Gegen die hohen Hürden steht die Motivation der chinesischen Studierenden für das Studium in Deutschland. Sie legen Wert auf das gute Ingenieurstudium in Deutschland und haben mit dem Abschluss bessere Chancen auf einen Job in Deutschland oder bei einer der vielen deutschen Firmen rund um Changshu. Für diese sind die chinesischen Absolventen mit deutschem Abschluss ein Bindeglied zwischen China und Deutschland.

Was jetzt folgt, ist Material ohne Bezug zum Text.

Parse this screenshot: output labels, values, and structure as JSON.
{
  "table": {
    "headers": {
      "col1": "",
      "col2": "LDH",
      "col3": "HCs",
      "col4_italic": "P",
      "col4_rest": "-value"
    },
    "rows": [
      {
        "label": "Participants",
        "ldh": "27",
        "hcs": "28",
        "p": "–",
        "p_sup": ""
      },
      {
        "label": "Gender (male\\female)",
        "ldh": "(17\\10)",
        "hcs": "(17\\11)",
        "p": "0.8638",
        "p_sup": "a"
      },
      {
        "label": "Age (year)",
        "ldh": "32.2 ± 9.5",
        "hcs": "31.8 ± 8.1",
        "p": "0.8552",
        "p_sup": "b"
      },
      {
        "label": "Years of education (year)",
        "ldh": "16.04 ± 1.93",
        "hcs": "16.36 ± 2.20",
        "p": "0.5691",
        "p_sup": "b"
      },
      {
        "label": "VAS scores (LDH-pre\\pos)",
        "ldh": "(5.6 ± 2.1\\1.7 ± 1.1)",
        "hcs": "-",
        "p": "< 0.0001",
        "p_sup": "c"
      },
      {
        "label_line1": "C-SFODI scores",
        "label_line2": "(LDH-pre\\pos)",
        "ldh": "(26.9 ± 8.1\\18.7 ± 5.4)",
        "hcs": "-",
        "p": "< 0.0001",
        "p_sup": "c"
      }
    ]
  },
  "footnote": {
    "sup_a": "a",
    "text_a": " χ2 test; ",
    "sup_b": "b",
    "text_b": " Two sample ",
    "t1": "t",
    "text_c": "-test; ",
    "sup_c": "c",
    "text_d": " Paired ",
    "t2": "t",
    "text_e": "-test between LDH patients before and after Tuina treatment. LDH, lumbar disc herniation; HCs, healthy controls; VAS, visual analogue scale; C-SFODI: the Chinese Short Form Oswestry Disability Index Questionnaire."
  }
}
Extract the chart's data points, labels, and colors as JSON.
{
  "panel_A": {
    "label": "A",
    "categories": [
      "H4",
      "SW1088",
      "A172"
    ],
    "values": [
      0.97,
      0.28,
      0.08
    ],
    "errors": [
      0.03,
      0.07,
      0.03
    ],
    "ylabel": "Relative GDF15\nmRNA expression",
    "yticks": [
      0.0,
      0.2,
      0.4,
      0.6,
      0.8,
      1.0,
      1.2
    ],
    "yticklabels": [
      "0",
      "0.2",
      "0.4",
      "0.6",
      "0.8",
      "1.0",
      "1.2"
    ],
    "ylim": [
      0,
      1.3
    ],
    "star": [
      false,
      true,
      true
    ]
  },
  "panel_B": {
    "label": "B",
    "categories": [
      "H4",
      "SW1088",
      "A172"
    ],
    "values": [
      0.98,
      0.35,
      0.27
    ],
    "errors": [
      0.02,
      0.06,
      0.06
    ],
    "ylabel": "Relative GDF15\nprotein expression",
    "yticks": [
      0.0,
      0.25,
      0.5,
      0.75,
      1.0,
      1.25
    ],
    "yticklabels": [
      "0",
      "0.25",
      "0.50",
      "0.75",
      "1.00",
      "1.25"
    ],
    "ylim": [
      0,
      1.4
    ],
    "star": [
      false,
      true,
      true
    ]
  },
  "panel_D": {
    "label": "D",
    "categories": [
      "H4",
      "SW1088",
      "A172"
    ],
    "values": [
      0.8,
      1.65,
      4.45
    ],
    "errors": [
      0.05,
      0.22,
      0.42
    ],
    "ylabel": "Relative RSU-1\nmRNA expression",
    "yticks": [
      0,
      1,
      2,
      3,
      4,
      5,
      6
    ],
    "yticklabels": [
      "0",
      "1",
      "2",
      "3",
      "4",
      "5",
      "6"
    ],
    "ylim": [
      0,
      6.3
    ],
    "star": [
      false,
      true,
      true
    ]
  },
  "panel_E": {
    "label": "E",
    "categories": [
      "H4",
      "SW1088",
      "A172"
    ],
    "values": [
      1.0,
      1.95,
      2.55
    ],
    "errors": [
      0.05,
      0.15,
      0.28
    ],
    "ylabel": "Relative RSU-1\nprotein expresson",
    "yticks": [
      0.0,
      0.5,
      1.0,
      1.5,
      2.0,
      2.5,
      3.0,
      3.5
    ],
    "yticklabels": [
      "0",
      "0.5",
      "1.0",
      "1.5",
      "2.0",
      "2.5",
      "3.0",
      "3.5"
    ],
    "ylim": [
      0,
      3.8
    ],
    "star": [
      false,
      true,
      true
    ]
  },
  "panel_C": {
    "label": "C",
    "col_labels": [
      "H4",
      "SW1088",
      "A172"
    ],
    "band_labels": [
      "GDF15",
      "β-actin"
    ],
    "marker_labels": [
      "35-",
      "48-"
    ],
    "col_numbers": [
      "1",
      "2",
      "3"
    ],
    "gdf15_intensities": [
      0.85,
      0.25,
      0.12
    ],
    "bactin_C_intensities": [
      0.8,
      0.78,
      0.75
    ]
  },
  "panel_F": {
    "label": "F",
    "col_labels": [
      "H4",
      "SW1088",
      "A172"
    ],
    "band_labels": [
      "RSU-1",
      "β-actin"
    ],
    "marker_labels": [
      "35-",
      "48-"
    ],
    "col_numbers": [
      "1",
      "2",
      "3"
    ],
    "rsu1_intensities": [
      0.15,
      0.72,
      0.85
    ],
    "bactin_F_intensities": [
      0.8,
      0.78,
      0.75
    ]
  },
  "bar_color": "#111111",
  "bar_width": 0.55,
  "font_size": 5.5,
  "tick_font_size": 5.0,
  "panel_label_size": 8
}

Das ist auch schon lange vor Studienabschluss für den Stifter des Deutschlandstipendiums von Si Ni der Beweggrund, seine Stipendiatin zu fördern. Der Geschäftsführer der F+U Sachsen gGmbH in Chemnitz, Dr. Volkmar Meinhold, kennt die großen Anstrengungen der chinesischen Studenten in Vorbereitung auf das Studium in Deutschland - sowohl bei der Erlangung des erforderlichen Sprachniveaus C1 als auch bei der Bewältigung des Lehrstoffs. Über die Deutschlandstipendiatin der F+U Sachsen gGmbH sagt Dr. Meinhold: „Frau Si Ni hat von Beginn an diese erforderliche Einsatzbereitschaft in hervorragender Weise verkörpert und damit die Intentionen des Doppelabschlussprogramms ‚gelebt‘. Mit der Vergabe des Deutschlandstipendiums an Si Ni bekennen wir uns zur Verantwortung für die sprachliche und interkulturelle Vorbereitung auf das Studium an der Hochschule Mittweida. Nach ihrem Studium wird Si Ni einmal als gut ausgebildete Fachkraft dazu beitragen, die wirtschaftlichen Beziehungen zwischen Deutschland und China zu festigen und das gegenseitige Verständnis füreinander zu fördern.“
Beidseitiger Austausch
Die deutschen Professoren aus Mittweida hatten Si Ni bereits in China als sehr gute, interessierte und auch sozial engagierte Studentin kennen gelernt. Das Doppelabschlussprogramm beinhaltet auch den Austausch von Lehrenden: Regelmäßig reisen Lehrende aus Mittweida nach Changshu. Zuletzt waren im April 2016 Professor Christian Schulz und Professor Alexander Lampe dort und haben bei etwa 70 Studierenden Lehrveranstaltungen auf Deutsch gehalten. Dies ist Teil des Studienprogramms, das technische Fächer und verstärkte Deutsch-Sprachausbildung kombiniert. Ende des vergangenen Jahres waren zwei Dozenten aus Changshu in Mittweida. Davor konnten bereits Anfang November zwei ihrer Kolleginnen die Hochschule, die Labore sowie die Hochschulstadt und ihre Umgebung kennenlernen. Zurückgekehrt nach China können sie so ihre am Doppelabschlussprogramm interessierten Studierenden besser vorbereiten.
Professor Alexander Lampe vergleicht das Studieren in China und Deutschland: „Der Lehrplan in den Ingenieurwissenschaften in China ist vom theoretischen Ansatz her mit dem deutschen vergleichbar und auch Praktika werden zunehmend eingeführt. Aufgrund der identischen Begrifflichkeiten ist es in den Ingenieurwissenschaften relativ einfach, in China Lehrveranstaltungen auf Deutsch oder Englisch zu halten, sofern die Studenten grundlegende Sprachkenntnisse haben. Die wesentlichen Unterschiede bestehen in der Art der Stoffvermittlung: Bei uns in Deutschland legen wir mehr Wert auf das Verstehen von Zusammenhängen anstelle von reinem Faktenwissen. Auch erarbeiten deutsche Studierende ihr Wissen eigenständiger als die Kommilitonen in China.“ Von dieser unterschiedlichen Art der Wissensvermittlung bzw. –aneignung abgesehen seien die chinesischen Kommilitonen ebenfalls ganz normale Studenten, die auch mal eine Vorlesung schwänzen, ergänzt der Professor.